Building planetary atmospheres from magma oceans

Speaker: Dr. Paolo Sossi (Eth, Department of Earth Sciences, Zürich, Switzerland) - Tuesday, 22nd March – 4:30 PM | Aula Arduino


Atmospheres around some rocky planets may be germane to the development of life. Owing to the energy deposited during accretion, most are thought to have undergone at least one magma ocean stage in their lifetime. In order to assess the diversity of planetary atmospheres produced during this stage, requires examination of the extent and nature of mass exchange between a magma ocean and its surrounding atmosphere.

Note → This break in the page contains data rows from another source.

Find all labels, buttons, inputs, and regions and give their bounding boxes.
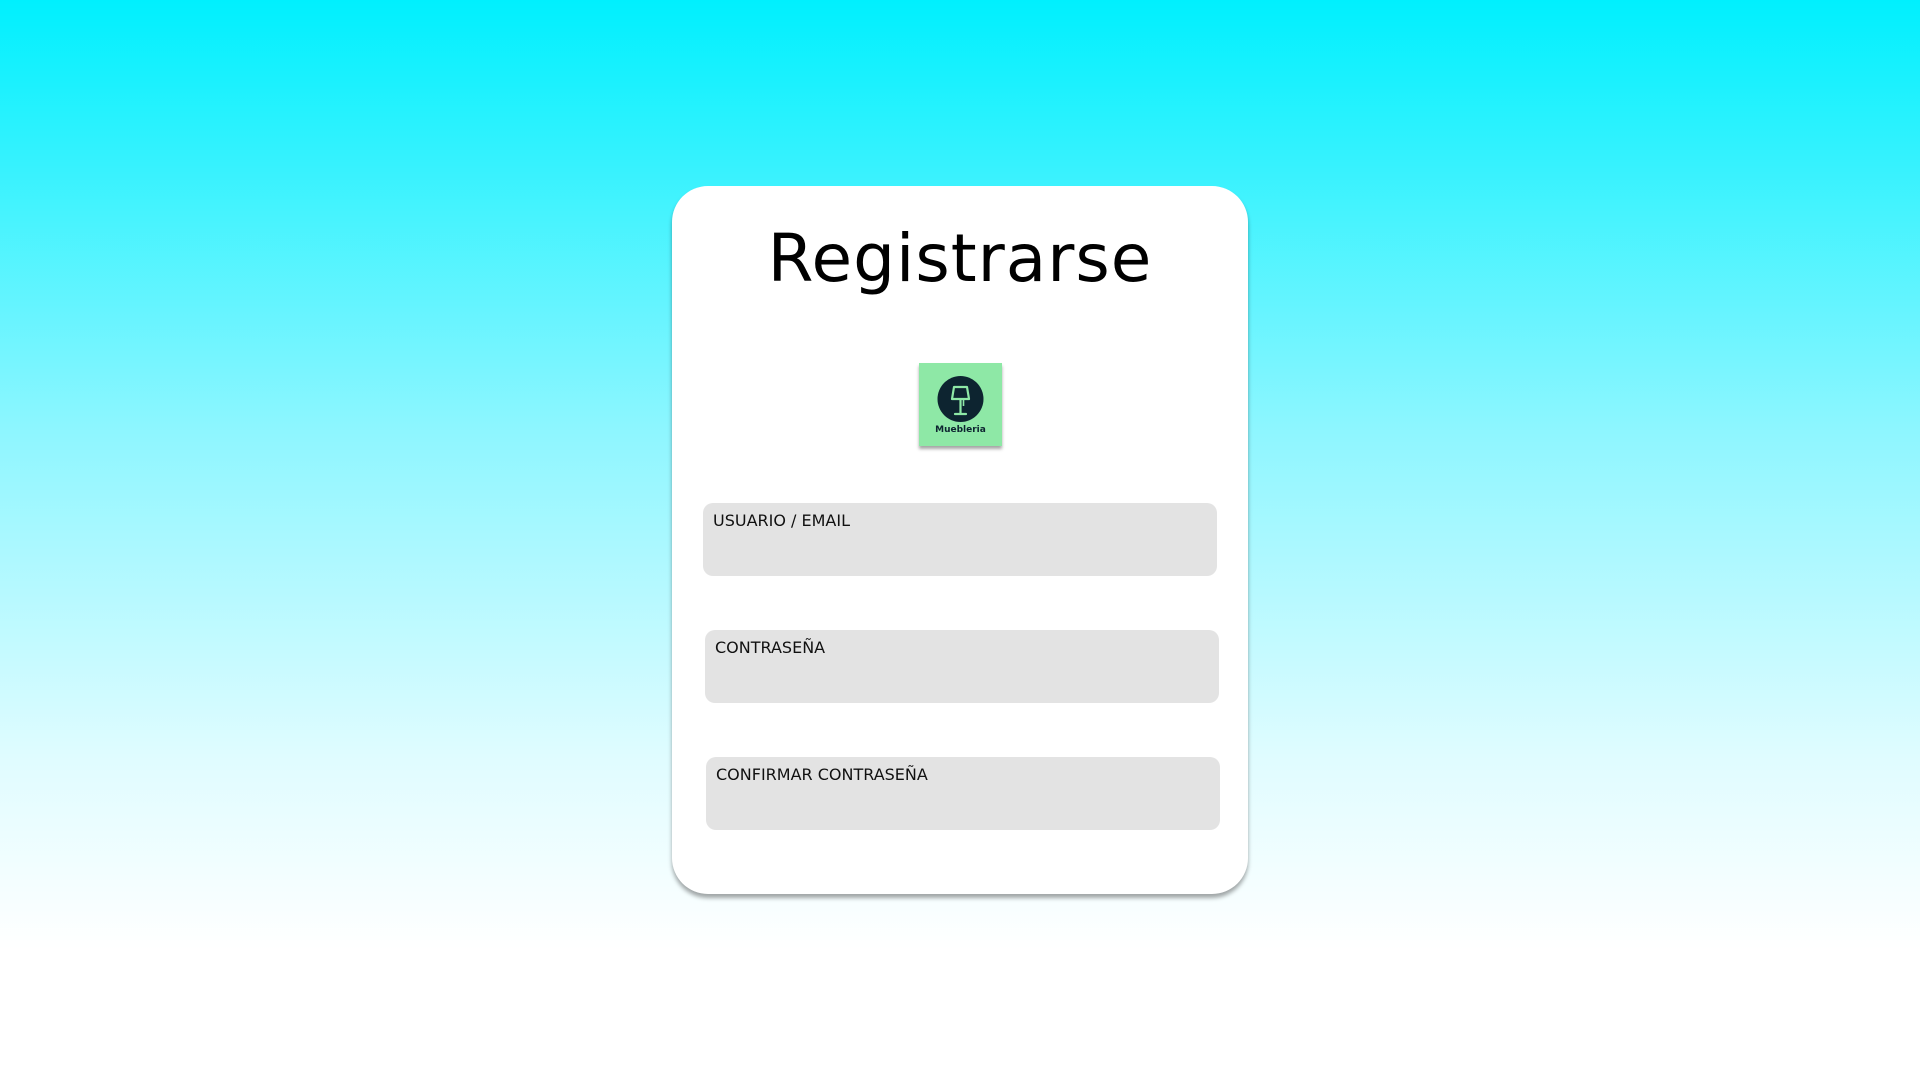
password-label: CONTRASEÑA [715,638,826,657]
register-card: Registrarse Muebleria USUARIO / EMAIL CO… [672,186,1248,894]
confirm-password-input[interactable] [716,791,1210,821]
username-email-field[interactable]: USUARIO / EMAIL [703,503,1217,576]
confirm-password-field[interactable]: CONFIRMAR CONTRASEÑA [706,757,1220,830]
confirm-password-label: CONFIRMAR CONTRASEÑA [716,765,928,784]
page-title: Registrarse [767,220,1153,297]
brand-logo: Muebleria [919,363,1002,446]
username-email-input[interactable] [713,537,1207,567]
username-email-label: USUARIO / EMAIL [713,511,851,530]
password-input[interactable] [715,664,1209,694]
brand-logo-text: Muebleria [935,425,986,435]
password-field[interactable]: CONTRASEÑA [705,630,1219,703]
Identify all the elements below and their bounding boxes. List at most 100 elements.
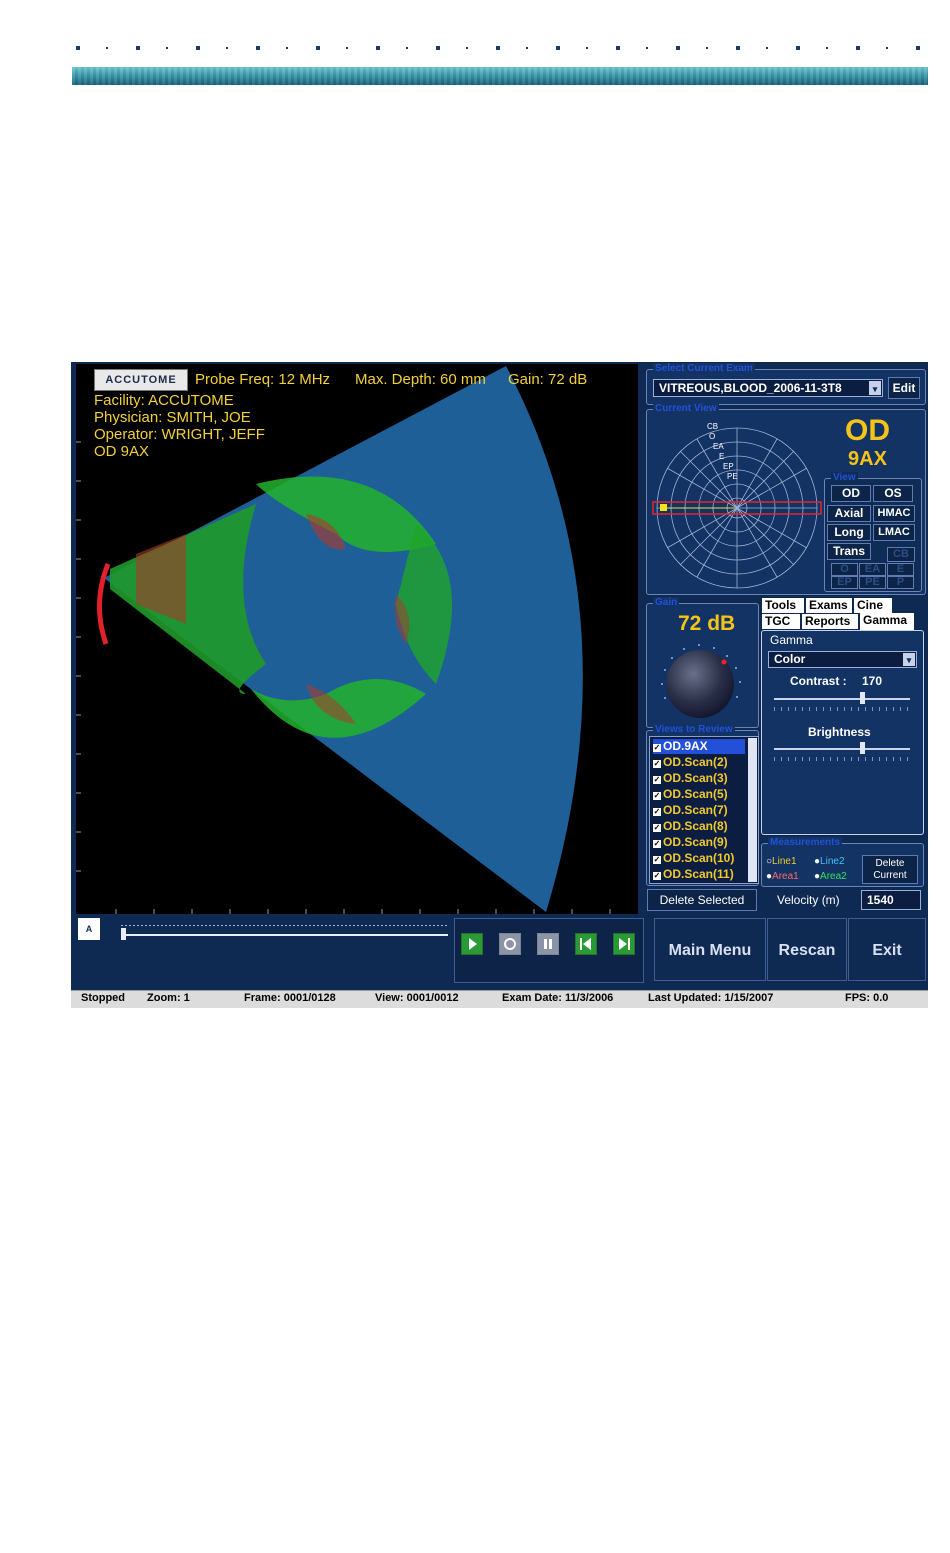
line1-option[interactable]: ○Line1 [766, 856, 797, 867]
decorative-dot [466, 47, 468, 49]
list-scrollbar[interactable] [748, 738, 757, 882]
list-item-label: OD.Scan(7) [663, 803, 728, 817]
decorative-dot [736, 46, 740, 50]
decorative-dot [706, 47, 708, 49]
decorative-dot [256, 46, 260, 50]
list-item[interactable]: ✓ OD.Scan(11) [653, 867, 745, 882]
accutome-logo: ACCUTOME [94, 369, 188, 391]
chevron-down-icon: ▾ [869, 381, 881, 395]
checkbox-icon[interactable]: ✓ [653, 824, 661, 832]
list-item[interactable]: ✓ OD.Scan(7) [653, 803, 745, 818]
status-exam-date: Exam Date: 11/3/2006 [502, 992, 614, 1004]
decorative-dot [616, 46, 620, 50]
line2-option[interactable]: ●Line2 [814, 856, 845, 867]
list-item[interactable]: ✓ OD.Scan(2) [653, 755, 745, 770]
tab-exams[interactable]: Exams [806, 598, 852, 613]
app-window: ACCUTOME Probe Freq: 12 MHz Max. Depth: … [71, 362, 928, 1006]
decorative-dot [556, 46, 560, 50]
brightness-slider-thumb[interactable] [860, 742, 866, 754]
eye-label-ea: EA [713, 442, 724, 451]
tab-gamma[interactable]: Gamma [860, 613, 914, 630]
pause-icon[interactable] [537, 933, 559, 955]
checkbox-icon[interactable]: ✓ [653, 872, 661, 880]
velocity-label: Velocity (m) [777, 893, 840, 907]
list-item[interactable]: ✓ OD.Scan(10) [653, 851, 745, 866]
gain-knob[interactable] [652, 642, 752, 722]
chevron-down-icon: ▾ [903, 653, 915, 666]
long-button[interactable]: Long [827, 524, 871, 541]
list-item[interactable]: ✓ OD.Scan(5) [653, 787, 745, 802]
exam-select[interactable]: VITREOUS,BLOOD_2006-11-3T8 ▾ [653, 379, 883, 397]
list-item[interactable]: ✓ OD.Scan(8) [653, 819, 745, 834]
list-item[interactable]: ✓ OD.9AX [653, 739, 745, 754]
status-state: Stopped [81, 992, 125, 1004]
e-button[interactable]: E [887, 563, 914, 576]
axial-button[interactable]: Axial [827, 505, 871, 522]
tab-reports[interactable]: Reports [802, 614, 858, 629]
os-button[interactable]: OS [873, 485, 913, 502]
o-button[interactable]: O [831, 563, 858, 576]
stop-icon[interactable] [499, 933, 521, 955]
checkbox-icon[interactable]: ✓ [653, 808, 661, 816]
velocity-input[interactable]: 1540 [861, 890, 921, 910]
ep-button[interactable]: EP [831, 576, 858, 589]
brightness-slider[interactable] [774, 748, 910, 750]
ultrasound-viewer[interactable]: ACCUTOME Probe Freq: 12 MHz Max. Depth: … [76, 364, 638, 914]
views-review-title: Views to Review [653, 724, 735, 735]
exit-button[interactable]: Exit [848, 918, 926, 981]
list-item-label: OD.Scan(9) [663, 835, 728, 849]
delete-selected-button[interactable]: Delete Selected [647, 889, 757, 911]
gamma-panel: Gamma Color ▾ Contrast : 170 Brightness [761, 630, 924, 835]
checkbox-icon[interactable]: ✓ [653, 856, 661, 864]
checkbox-icon[interactable]: ✓ [653, 744, 661, 752]
area1-option[interactable]: ●Area1 [766, 871, 799, 882]
rescan-button[interactable]: Rescan [767, 918, 847, 981]
decorative-dot [376, 46, 380, 50]
p-button[interactable]: P [887, 576, 914, 589]
decorative-dot [676, 46, 680, 50]
checkbox-icon[interactable]: ✓ [653, 840, 661, 848]
playback-controls [454, 918, 644, 983]
tab-cine[interactable]: Cine [854, 598, 892, 613]
lmac-button[interactable]: LMAC [873, 524, 915, 541]
checkbox-icon[interactable]: ✓ [653, 776, 661, 784]
header-banner [72, 67, 928, 85]
cine-scrubber[interactable] [121, 934, 448, 936]
list-item[interactable]: ✓ OD.Scan(9) [653, 835, 745, 850]
gamma-mode-select[interactable]: Color ▾ [768, 651, 917, 668]
trans-button[interactable]: Trans [827, 543, 871, 560]
decorative-dot [526, 47, 528, 49]
delete-current-line2: Current [873, 870, 907, 881]
contrast-slider[interactable] [774, 698, 910, 700]
hmac-button[interactable]: HMAC [873, 505, 915, 522]
checkbox-icon[interactable]: ✓ [653, 760, 661, 768]
pe-button[interactable]: PE [859, 576, 886, 589]
view-selector-title: View [831, 472, 858, 483]
step-back-icon[interactable] [575, 933, 597, 955]
edit-button[interactable]: Edit [888, 377, 920, 399]
decorative-dot [136, 46, 140, 50]
ea-button[interactable]: EA [859, 563, 886, 576]
tab-tgc[interactable]: TGC [762, 614, 800, 629]
decorative-dot [826, 47, 828, 49]
operator-label: Operator: WRIGHT, JEFF [94, 426, 265, 443]
cb-button[interactable]: CB [887, 547, 915, 562]
contrast-slider-thumb[interactable] [860, 692, 866, 704]
delete-current-button[interactable]: Delete Current [862, 855, 918, 884]
cine-scrubber-thumb[interactable] [121, 928, 126, 940]
play-icon[interactable] [461, 933, 483, 955]
contrast-ticks [774, 707, 910, 711]
list-item-label: OD.Scan(10) [663, 851, 735, 865]
step-forward-icon[interactable] [613, 933, 635, 955]
max-depth-label: Max. Depth: 60 mm [355, 371, 486, 388]
decorative-dot [76, 46, 80, 50]
eye-label-e: E [719, 452, 725, 461]
list-item[interactable]: ✓ OD.Scan(3) [653, 771, 745, 786]
decorative-dot [316, 46, 320, 50]
tab-tools[interactable]: Tools [762, 598, 804, 613]
od-button[interactable]: OD [831, 485, 871, 502]
checkbox-icon[interactable]: ✓ [653, 792, 661, 800]
eye-view-label: OD 9AX [94, 443, 150, 460]
main-menu-button[interactable]: Main Menu [654, 918, 766, 981]
area2-option[interactable]: ●Area2 [814, 871, 847, 882]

To do so, we present experimental determinations of how iron oxidation state in molten peridotite - a proxy for the bulk composition of Earth's mantle - varies with the oxygen partial pressure of the atmosphere. Further, the solubility of water in peridotite is determined as a function of water partial pressure. Together, they are combined with numerical models of magma ocean crystallisation to compute pressures of CO, CO2, H2, H2O and CH4 generated for Earthsized planets over a range of O2 partial pressure, C/H ratio and water ocean equivalents. We show that atmospheres in equilibrium with magma oceans at neutral oxidation states typical of Earth’s mantle will be carbon-rich, while H2O is largely dissolved in the interior. The extent of water outgassed then depends on the type of crystallisation occurring in the magma ocean during cooling. Therefore, the physico-chemical properties of planetary interiors control those of their atmospheres.